Here, we will improve GWAS by using graph machine learning. Graph machine learning is an artificial intelligence approach which operates on data structured as a network. Here, graph machine learning is helpful because it can analyze each patient's genetic changes in the context of prior knowledge about related diseases. Our first aim is to represent that prior knowledge as a large network that contains diseases, genes, and the known relationships between them. Our second aim is to add UK Biobank patients to this network by representing patients, their genetic changes, and their basic characteristics like age and sex. Our final aim is to develop new machine learning approaches on this network that identify the genetic changes that lead to disease. The machine learning approach will learn from the hundreds of thousands of patients in the UK Biobank, analyzing patients both with and without a given disease and their corresponding genetic changes. Importantly, the machine learning approach will also learn from the prior knowledge present in our network. Hopefully, this will lead to the discovery of new genetic changes associated with diseases which may eventually lead to new therapies.
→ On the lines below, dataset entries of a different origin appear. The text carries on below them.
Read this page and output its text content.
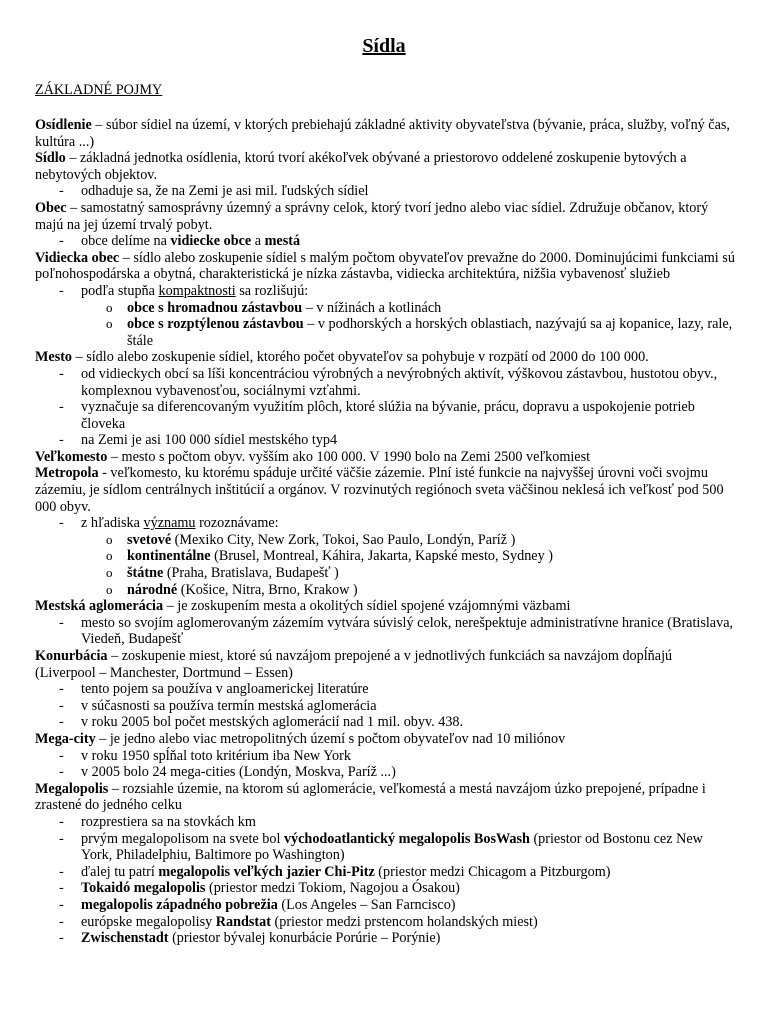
Sídla
ZÁKLADNÉ POJMY
Osídlenie – súbor sídiel na území, v ktorých prebiehajú základné aktivity obyvateľstva (bývanie, práca, služby, voľný čas, kultúra ...)
Sídlo – základná jednotka osídlenia, ktorú tvorí akékoľvek obývané a priestorovo oddelené zoskupenie bytových a nebytových objektov.
- odhaduje sa, že na Zemi je asi mil. ľudských sídiel
Obec – samostatný samosprávny územný a správny celok, ktorý tvorí jedno alebo viac sídiel. Združuje občanov, ktorý majú na jej území trvalý pobyt.
- obce delíme na vidiecke obce a mestá
Vidiecka obec – sídlo alebo zoskupenie sídiel s malým počtom obyvateľov prevažne do 2000. Dominujúcimi funkciami sú poľnohospodárska a obytná, charakteristická je nízka zástavba, vidiecka architektúra, nižšia vybavenosť služieb
- podľa stupňa kompaktnosti sa rozlišujú:
o obce s hromadnou zástavbou – v nížinách a kotlinách
o obce s rozptýlenou zástavbou – v podhorských a horských oblastiach, nazývajú sa aj kopanice, lazy, rale, štále
Mesto – sídlo alebo zoskupenie sídiel, ktorého počet obyvateľov sa pohybuje v rozpätí od 2000 do 100 000.
- od vidieckych obcí sa líši koncentráciou výrobných a nevýrobných aktivít, výškovou zástavbou, hustotou obyv., komplexnou vybavenosťou, sociálnymi vzťahmi.
- vyznačuje sa diferencovaným využitím plôch, ktoré slúžia na bývanie, prácu, dopravu a uspokojenie potrieb človeka
- na Zemi je asi 100 000 sídiel mestského typ4
Veľkomesto – mesto s počtom obyv. vyšším ako 100 000. V 1990 bolo na Zemi 2500 veľkomiest
Metropola - veľkomesto, ku ktorému spáduje určité väčšie zázemie. Plní isté funkcie na najvyššej úrovni voči svojmu zázemiu, je sídlom centrálnych inštitúcií a orgánov. V rozvinutých regiónoch sveta väčšinou neklesá ich veľkosť pod 500 000 obyv.
- z hľadiska významu rozoznávame:
o svetové (Mexiko City, New Zork, Tokoi, Sao Paulo, Londýn, Paríž )
o kontinentálne (Brusel, Montreal, Káhira, Jakarta, Kapské mesto, Sydney )
o štátne (Praha, Bratislava, Budapešť )
o národné (Košice, Nitra, Brno, Krakow )
Mestská aglomerácia – je zoskupením mesta a okolitých sídiel spojené vzájomnými väzbami
- mesto so svojím aglomerovaným zázemím vytvára súvislý celok, nerešpektuje administratívne hranice (Bratislava, Viedeň, Budapešť
Konurbácia – zoskupenie miest, ktoré sú navzájom prepojené a v jednotlivých funkciách sa navzájom dopĺňajú (Liverpool – Manchester, Dortmund – Essen)
- tento pojem sa používa v angloamerickej literatúre
- v súčasnosti sa používa termín mestská aglomerácia
- v roku 2005 bol počet mestských aglomerácií nad 1 mil. obyv. 438.
Mega-city – je jedno alebo viac metropolitných území s počtom obyvateľov nad 10 miliónov
- v roku 1950 spĺňal toto kritérium iba New York
- v 2005 bolo 24 mega-cities (Londýn, Moskva, Paríž ...)
Megalopolis – rozsiahle územie, na ktorom sú aglomerácie, veľkomestá a mestá navzájom úzko prepojené, prípadne i zrastené do jedného celku
- rozprestiera sa na stovkách km
- prvým megalopolisom na svete bol východoatlantický megalopolis BosWash (priestor od Bostonu cez New York, Philadelphiu, Baltimore po Washington)
- ďalej tu patrí megalopolis veľkých jazier Chi-Pitz (priestor medzi Chicagom a Pitzburgom)
- Tokaidó megalopolis (priestor medzi Tokiom, Nagojou a Ósakou)
- megalopolis západného pobrežia (Los Angeles – San Farncisco)
- európske megalopolisy Randstat (priestor medzi prstencom holandských miest)
- Zwischenstadt (priestor bývalej konurbácie Porúrie – Porýnie)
Our project is scoped to take three years to allow for the construction of our knowledge network, it's integration with the patient data in the UK Biobank, and the development of new machine learning methods to identify genetic changes associated with disease.
Our project will impact public health in three ways. First, our method may lead to a deeper understanding of diseases by identifying new genetic changes associated with them. Second, our method may help us understand how diseases affect patients differently based on specific genetic changes. Finally, our method may identify genetic changes that serve as promising targets for new therapies.